A low floor helps with loading, and the increased width between the rear wheelarches means two Europallets can fit in the back of the Berlingo Van with ease. As well as a larger floor area, payloads have increased, too. The lowest payload rating for the Berlingo is 667kg, and this rises to just over a tonne for some models. And if you’re not sure how much your payload weighs, if you fit the optional overload indicator in the back of the van, then it can tell you when your payload is nearing the van’s maximum carrying capacity.
There are two lengths of Berlingo, which are a little confusingly called M and XL (there’s no small or large variants to slot between these two) and a single roof height is offered. These vans offer cargo space of 3.3 and 3.8 cubic metres respectively, although all models bar the entry level van feature the Extenso pack, which adds a through-loading bulkhead and an extra half a cubic metre of load space where the front passenger seats are located.
Citroen will also offer a Berlingo Crew Van, based on the XL body, in 2019. If you need a five-seat variant now, the only option is to choose the Vauxhall Combo Crew Van, which has been announced.
Four trim levels are offered. There’s the basic Berlingo X for fleets, and the building site-friendly Worker model, while the Enterprise and Driver versions offer extra kit for small business users. M vans get a single sliding side door, while XL versions get double sliding doors, and both models get asymmetric double doors at the rear. All are steel as standard, but glazing can be added as an option. Inside, there are six lashing eyes set into the floor.
All vans come with a full steel bulkhead, while the X has a single passenger seat and the rest of the range features the Extenso pack, which adds two passenger seats, with the middle one featuring a folding backrest and the outer seat able to flip up or fold down if you’re using the through-loading function to carry longer items.
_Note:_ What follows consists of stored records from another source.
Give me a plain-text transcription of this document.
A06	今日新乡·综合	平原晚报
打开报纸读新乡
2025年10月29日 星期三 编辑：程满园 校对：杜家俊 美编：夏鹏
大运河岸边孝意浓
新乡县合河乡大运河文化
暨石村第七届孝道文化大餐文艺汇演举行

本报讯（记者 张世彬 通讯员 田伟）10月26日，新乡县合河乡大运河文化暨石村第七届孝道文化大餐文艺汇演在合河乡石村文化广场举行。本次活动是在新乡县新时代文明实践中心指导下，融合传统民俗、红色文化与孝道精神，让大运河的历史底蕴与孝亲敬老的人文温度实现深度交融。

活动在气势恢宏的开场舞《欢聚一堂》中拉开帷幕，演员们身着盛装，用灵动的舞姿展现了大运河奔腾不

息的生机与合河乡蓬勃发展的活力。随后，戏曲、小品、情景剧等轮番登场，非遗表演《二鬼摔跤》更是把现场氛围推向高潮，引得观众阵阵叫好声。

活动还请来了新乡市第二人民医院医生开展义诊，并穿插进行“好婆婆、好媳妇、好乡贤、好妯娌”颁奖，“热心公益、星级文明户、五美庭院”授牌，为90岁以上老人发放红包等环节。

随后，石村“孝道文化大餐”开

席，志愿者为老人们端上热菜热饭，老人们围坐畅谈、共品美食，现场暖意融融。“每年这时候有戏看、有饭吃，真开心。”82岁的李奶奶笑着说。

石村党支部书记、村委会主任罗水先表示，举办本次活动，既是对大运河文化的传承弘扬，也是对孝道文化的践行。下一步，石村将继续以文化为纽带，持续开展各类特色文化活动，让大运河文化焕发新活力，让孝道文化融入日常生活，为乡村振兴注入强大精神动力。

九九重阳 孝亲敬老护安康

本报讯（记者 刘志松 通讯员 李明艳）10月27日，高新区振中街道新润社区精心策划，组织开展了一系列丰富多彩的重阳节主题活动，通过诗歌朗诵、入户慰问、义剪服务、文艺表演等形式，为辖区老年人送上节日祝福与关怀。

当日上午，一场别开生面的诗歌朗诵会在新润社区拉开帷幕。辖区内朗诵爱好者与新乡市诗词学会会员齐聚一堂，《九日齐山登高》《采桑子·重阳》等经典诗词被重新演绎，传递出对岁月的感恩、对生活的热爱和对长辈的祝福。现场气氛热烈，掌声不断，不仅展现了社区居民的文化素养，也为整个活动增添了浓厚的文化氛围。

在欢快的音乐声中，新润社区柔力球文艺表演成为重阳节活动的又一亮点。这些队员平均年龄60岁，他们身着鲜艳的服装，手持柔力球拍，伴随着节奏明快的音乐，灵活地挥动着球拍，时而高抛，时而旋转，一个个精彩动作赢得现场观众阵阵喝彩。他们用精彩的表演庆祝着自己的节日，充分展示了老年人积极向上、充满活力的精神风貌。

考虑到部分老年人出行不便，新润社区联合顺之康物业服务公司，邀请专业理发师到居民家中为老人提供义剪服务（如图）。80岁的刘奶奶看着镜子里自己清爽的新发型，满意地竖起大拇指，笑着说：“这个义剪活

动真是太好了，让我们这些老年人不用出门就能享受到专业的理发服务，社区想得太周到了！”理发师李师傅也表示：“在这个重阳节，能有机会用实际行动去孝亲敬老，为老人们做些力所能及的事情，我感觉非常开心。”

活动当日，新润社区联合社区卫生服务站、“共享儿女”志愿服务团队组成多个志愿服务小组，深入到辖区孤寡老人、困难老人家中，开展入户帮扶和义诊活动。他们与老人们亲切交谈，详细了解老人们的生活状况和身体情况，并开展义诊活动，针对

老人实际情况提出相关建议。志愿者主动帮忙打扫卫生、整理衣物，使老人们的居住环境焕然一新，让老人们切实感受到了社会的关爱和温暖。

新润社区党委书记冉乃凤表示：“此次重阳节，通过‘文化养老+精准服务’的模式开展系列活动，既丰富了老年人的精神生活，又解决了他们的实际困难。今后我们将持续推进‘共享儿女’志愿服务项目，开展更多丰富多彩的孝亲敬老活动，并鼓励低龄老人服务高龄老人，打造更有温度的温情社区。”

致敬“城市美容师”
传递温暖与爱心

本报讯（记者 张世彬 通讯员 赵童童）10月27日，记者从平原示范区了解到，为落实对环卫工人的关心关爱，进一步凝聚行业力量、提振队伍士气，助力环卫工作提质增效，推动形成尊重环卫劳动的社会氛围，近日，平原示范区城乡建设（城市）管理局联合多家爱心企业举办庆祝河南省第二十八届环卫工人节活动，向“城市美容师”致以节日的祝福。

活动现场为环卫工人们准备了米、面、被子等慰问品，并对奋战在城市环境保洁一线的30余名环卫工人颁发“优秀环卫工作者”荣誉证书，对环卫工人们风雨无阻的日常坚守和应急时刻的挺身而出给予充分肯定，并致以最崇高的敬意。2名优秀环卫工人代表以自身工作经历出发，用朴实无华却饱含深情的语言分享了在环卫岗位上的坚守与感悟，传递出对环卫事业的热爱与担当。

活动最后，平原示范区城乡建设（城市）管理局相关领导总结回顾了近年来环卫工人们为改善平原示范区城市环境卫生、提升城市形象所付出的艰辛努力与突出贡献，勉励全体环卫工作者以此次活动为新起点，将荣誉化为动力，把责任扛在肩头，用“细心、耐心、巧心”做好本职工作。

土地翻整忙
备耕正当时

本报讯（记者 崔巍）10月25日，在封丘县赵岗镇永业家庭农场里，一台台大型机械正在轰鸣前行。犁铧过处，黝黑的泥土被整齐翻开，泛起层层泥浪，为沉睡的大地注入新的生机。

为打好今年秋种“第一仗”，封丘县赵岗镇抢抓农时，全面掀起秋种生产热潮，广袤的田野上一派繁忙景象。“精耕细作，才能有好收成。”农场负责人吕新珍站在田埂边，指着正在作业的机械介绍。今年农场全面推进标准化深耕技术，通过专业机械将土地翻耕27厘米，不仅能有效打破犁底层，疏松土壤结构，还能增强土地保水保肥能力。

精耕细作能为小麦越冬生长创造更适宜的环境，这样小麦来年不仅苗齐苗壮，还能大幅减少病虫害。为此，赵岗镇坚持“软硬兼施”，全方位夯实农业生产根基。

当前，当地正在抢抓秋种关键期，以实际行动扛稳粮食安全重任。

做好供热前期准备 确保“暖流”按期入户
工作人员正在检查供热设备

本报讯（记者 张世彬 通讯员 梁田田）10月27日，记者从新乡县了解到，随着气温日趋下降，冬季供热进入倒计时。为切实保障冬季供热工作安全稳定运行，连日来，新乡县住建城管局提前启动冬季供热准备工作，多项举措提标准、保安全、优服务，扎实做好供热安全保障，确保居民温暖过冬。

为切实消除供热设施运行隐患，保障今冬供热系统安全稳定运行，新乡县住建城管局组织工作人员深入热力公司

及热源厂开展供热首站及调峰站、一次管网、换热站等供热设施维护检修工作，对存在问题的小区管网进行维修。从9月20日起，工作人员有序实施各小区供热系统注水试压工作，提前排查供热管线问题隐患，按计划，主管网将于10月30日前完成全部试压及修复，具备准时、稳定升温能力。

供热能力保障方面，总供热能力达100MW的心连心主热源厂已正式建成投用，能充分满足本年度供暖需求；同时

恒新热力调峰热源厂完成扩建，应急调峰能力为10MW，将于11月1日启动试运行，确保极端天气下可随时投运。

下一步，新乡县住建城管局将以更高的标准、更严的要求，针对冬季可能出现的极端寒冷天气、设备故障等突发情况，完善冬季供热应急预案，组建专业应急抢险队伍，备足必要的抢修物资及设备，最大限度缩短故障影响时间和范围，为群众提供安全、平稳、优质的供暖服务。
Worker vans feature Citroen’s Grip Control system which adds hill descent control and switchable traction control for different surfaces, as well as mud and snow tyres. The Worker model also adds an electric handbrake, underbody protection and 30mm raised ground clearance.
In Europe, a 1.2 PureTech three-cylinder turbo petrol engine is available, but in the UK there are just 1.5 or 1.6 BlueHDi diesels. While the 1.5 BlueHDi is smaller, it’s more powerful, with 130 badging signifying its output, compared to 75 and 100 variants of the 1.6 BlueHDi. The 1.5 will be offered in lower outputs and replace the 1.6 during 2019. At the moment it’s only available in Enterprise and Driver vans, although it can also be had with Citroen’s latest EAT8 automatic gearbox.
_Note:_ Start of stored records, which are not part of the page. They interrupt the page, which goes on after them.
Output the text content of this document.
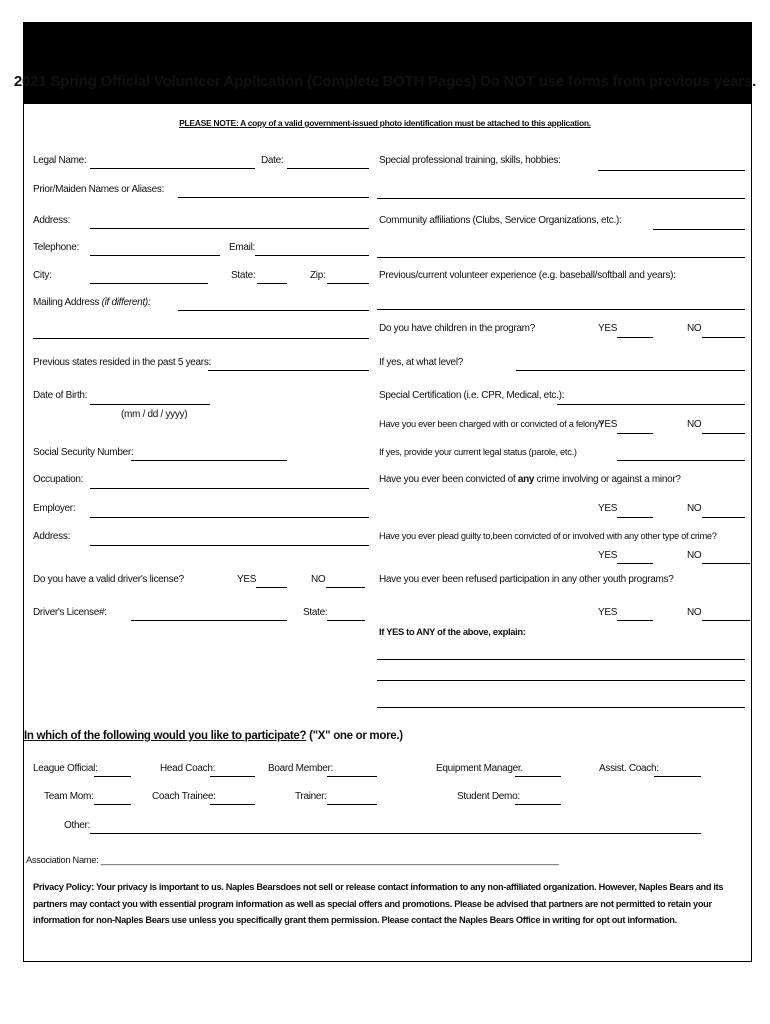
2021 Spring Official Volunteer Application (Complete BOTH Pages) Do NOT use forms from previous years.
PLEASE NOTE: A copy of a valid government-issued photo identification must be attached to this application.
Legal Name:	Date:
Prior/Maiden Names or Aliases:
Address:
Telephone:	Email:
City:	State:	Zip:
Mailing Address (if different):
Previous states resided in the past 5 years:
Date of Birth:
(mm / dd / yyyy)
Social Security Number:
Occupation:
Employer:
Address:
Do you have a valid driver's license?	YES	NO
Driver's License#:	State:
Special professional training, skills, hobbies:
Community affiliations (Clubs, Service Organizations, etc.):
Previous/current volunteer experience (e.g. baseball/softball and years):
Do you have children in the program?	YES	NO
If yes, at what level?
Special Certification (i.e. CPR, Medical, etc.):
Have you ever been charged with or convicted of a felony?
YES	NO
If yes, provide your current legal status (parole, etc.)
Have you ever been convicted of any crime involving or against a minor?
YES	NO
Have you ever plead guilty to,been convicted of or involved with any other type of crime?
YES	NO
Have you ever been refused participation in any other youth programs?
YES	NO
If YES to ANY of the above, explain:
In which of the following would you like to participate? ("X" one or more.)
League Official:	Head Coach:	Board Member:	Equipment Manager.	Assist. Coach:
Team Mom:	Coach Trainee:	Trainer:	Student Demo:
Other:
Association Name: ______________________________________________________________________________________________
Privacy Policy: Your privacy is important to us. Naples Bearsdoes not sell or release contact information to any non-affiliated organization. However, Naples Bears and its partners may contact you with essential program information as well as special offers and promotions. Please be advised that partners are not permitted to retain your information for non-Naples Bears use unless you specifically grant them permission. Please contact the Naples Bears Office in writing for opt out information.
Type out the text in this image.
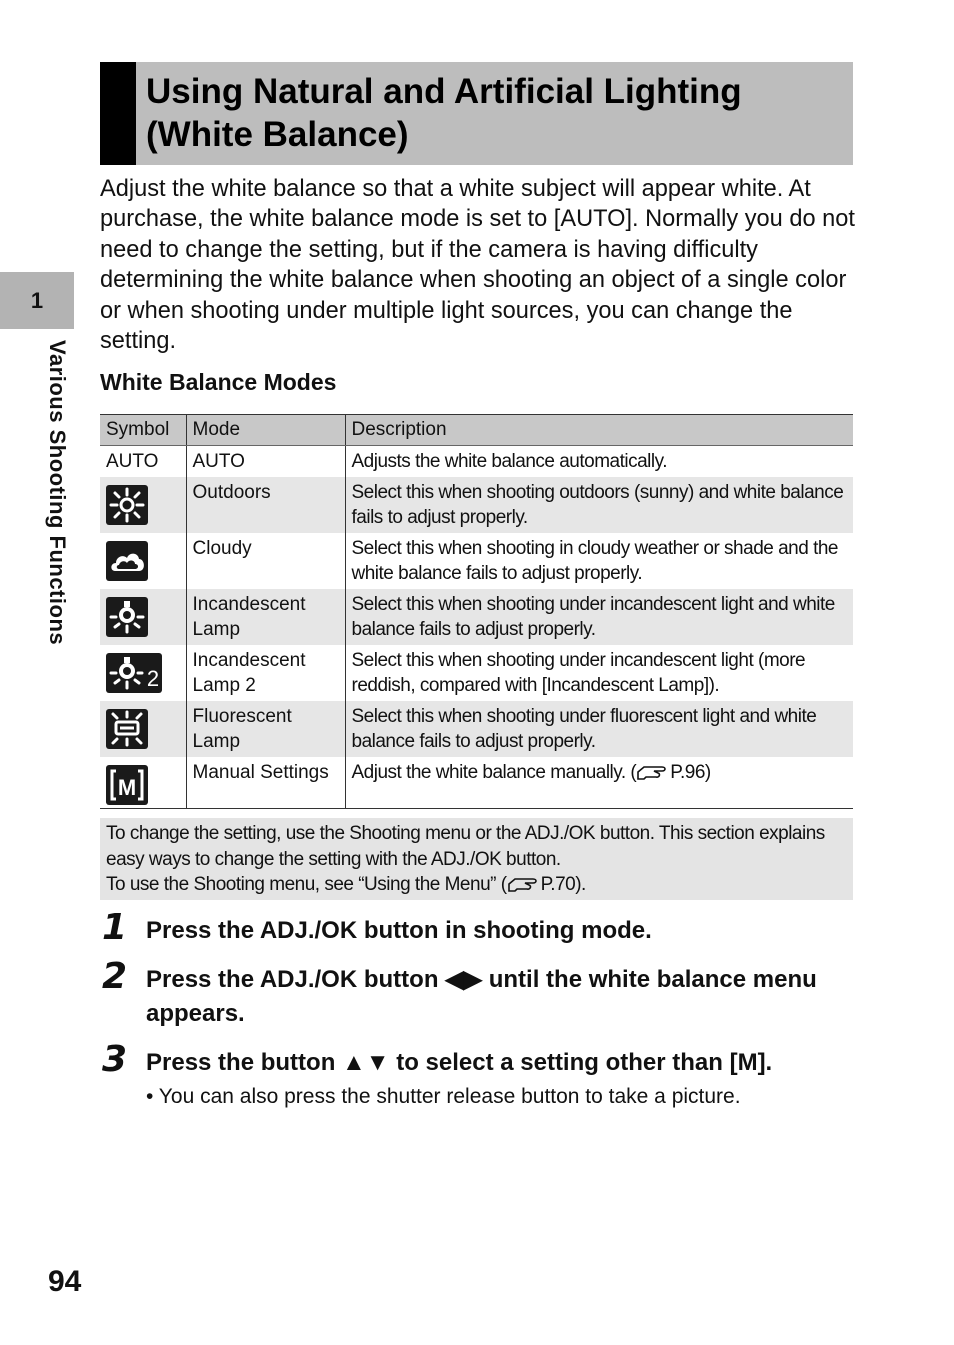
1
Various Shooting Functions
Using Natural and Artificial Lighting
(White Balance)
Adjust the white balance so that a white subject will appear white. At purchase, the white balance mode is set to [AUTO]. Normally you do not need to change the setting, but if the camera is having difficulty determining the white balance when shooting an object of a single color or when shooting under multiple light sources, you can change the setting.
White Balance Modes
Symbol	Mode	Description
AUTO	AUTO	Adjusts the white balance automatically.

	Outdoors	Select this when shooting outdoors (sunny) and white balance fails to adjust properly.

	Cloudy	Select this when shooting in cloudy weather or shade and the white balance fails to adjust properly.

	Incandescent Lamp	Select this when shooting under incandescent light and white balance fails to adjust properly.

2	Incandescent Lamp 2	Select this when shooting under incandescent light (more reddish, compared with [Incandescent Lamp]).

	Fluorescent Lamp	Select this when shooting under fluorescent light and white balance fails to adjust properly.

M	Manual Settings	Adjust the white balance manually. ( P.96)
To change the setting, use the Shooting menu or the ADJ./OK button. This section explains easy ways to change the setting with the ADJ./OK button.
To use the Shooting menu, see “Using the Menu” ( P.70).
1 Press the ADJ./OK button in shooting mode.
2 Press the ADJ./OK button ◀▶ until the white balance menu appears.
3 Press the button ▲▼ to select a setting other than [M].
• You can also press the shutter release button to take a picture.
94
The Berlingo range is divided up further with different payload variants. There are 650, 950 and 1000 models, and these have payloads in the region of their model designation numbers – it does mean you can pay a bit less for a 950 model over a 1000, but you don’t get quite as big a payload.
Prices for the Berlingo start from around £16,000 and rise to almost £23,000, excluding VAT, which is competitive for the sector.
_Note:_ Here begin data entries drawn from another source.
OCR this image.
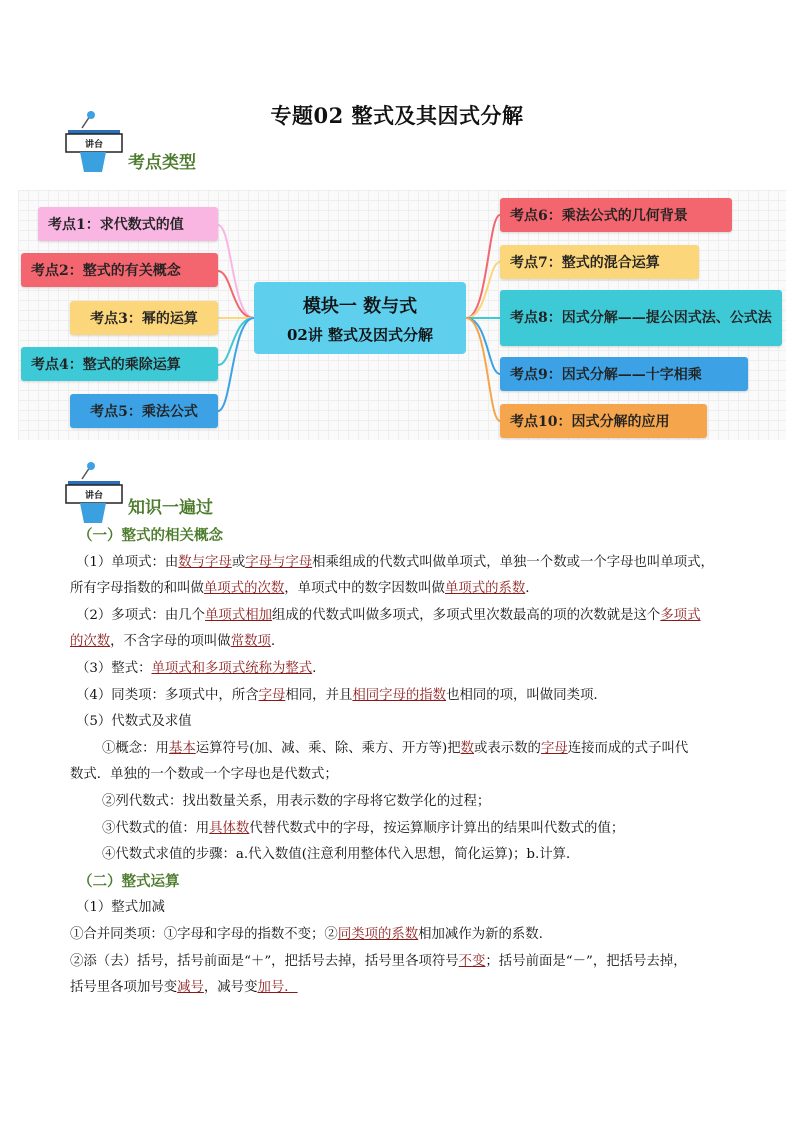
专题02 整式及其因式分解
讲台
考点类型
考点1：求代数式的值
考点2：整式的有关概念
考点3：幂的运算
考点4：整式的乘除运算
考点5：乘法公式
模块一 数与式
02讲 整式及因式分解
考点6：乘法公式的几何背景
考点7：整式的混合运算
考点8：因式分解——提公因式法、公式法
考点9：因式分解——十字相乘
考点10：因式分解的应用
讲台
知识一遍过

（一）整式的相关概念

（1）单项式：由数与字母或字母与字母相乘组成的代数式叫做单项式，单独一个数或一个字母也叫单项式，

所有字母指数的和叫做单项式的次数，单项式中的数字因数叫做单项式的系数.

（2）多项式：由几个单项式相加组成的代数式叫做多项式，多项式里次数最高的项的次数就是这个多项式

的次数，不含字母的项叫做常数项.

（3）整式：单项式和多项式统称为整式.

（4）同类项：多项式中，所含字母相同，并且相同字母的指数也相同的项，叫做同类项.

（5）代数式及求值

①概念：用基本运算符号(加、减、乘、除、乘方、开方等)把数或表示数的字母连接而成的式子叫代

数式．单独的一个数或一个字母也是代数式；

②列代数式：找出数量关系，用表示数的字母将它数学化的过程；

③代数式的值：用具体数代替代数式中的字母，按运算顺序计算出的结果叫代数式的值；

④代数式求值的步骤：a.代入数值(注意利用整体代入思想，简化运算)；b.计算．

（二）整式运算

（1）整式加减

①合并同类项：①字母和字母的指数不变；②同类项的系数相加减作为新的系数.

②添（去）括号，括号前面是“＋”，把括号去掉，括号里各项符号不变；括号前面是“－”，把括号去掉，

括号里各项加号变减号，减号变加号．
There are a lot of rivals for the Berlingo in the small van class. Chief among these are the directly related Peugeot Partner and Vauxhall Combo. These three are so similar that your final decision on which one to pick could be swayed simply by which firm has the nearest dealer and what kind of deal they are willing to offer. Elsewhere, the Ford Transit Connect is a popular choice, as is the Volkswagen Caddy, while models like the Renault Kangoo, Mercedes Citan and Fiat Doblo look somewhat dated in comparison to the Citroen.
In summary, the new Citroen Berlingo Van is a step change over its predecessor. While the old van was a simple workhorse that offered space and not much else, the latest version is a match for Citroen’s passenger cars in terms of kit and comfort. There’s plenty of safety kit as standard, while some of the options that are available only help to boost the van’s user-friendliness even further, both in terms of safety and versatility.
The engine range is good, although the 1.5 BlueHDi is the one to go for, and we’d recommend holding out for the lower powered versions of this engine rather than opting for the older 1.6 diesel that’s on offer at launch. Thanks to the car-derived tech under the skin, the Berlingo Van drives well, too, while the load area offers up to one tonne of payload capacity, making it a solid choice for mid-sized van buyers looking to downsize.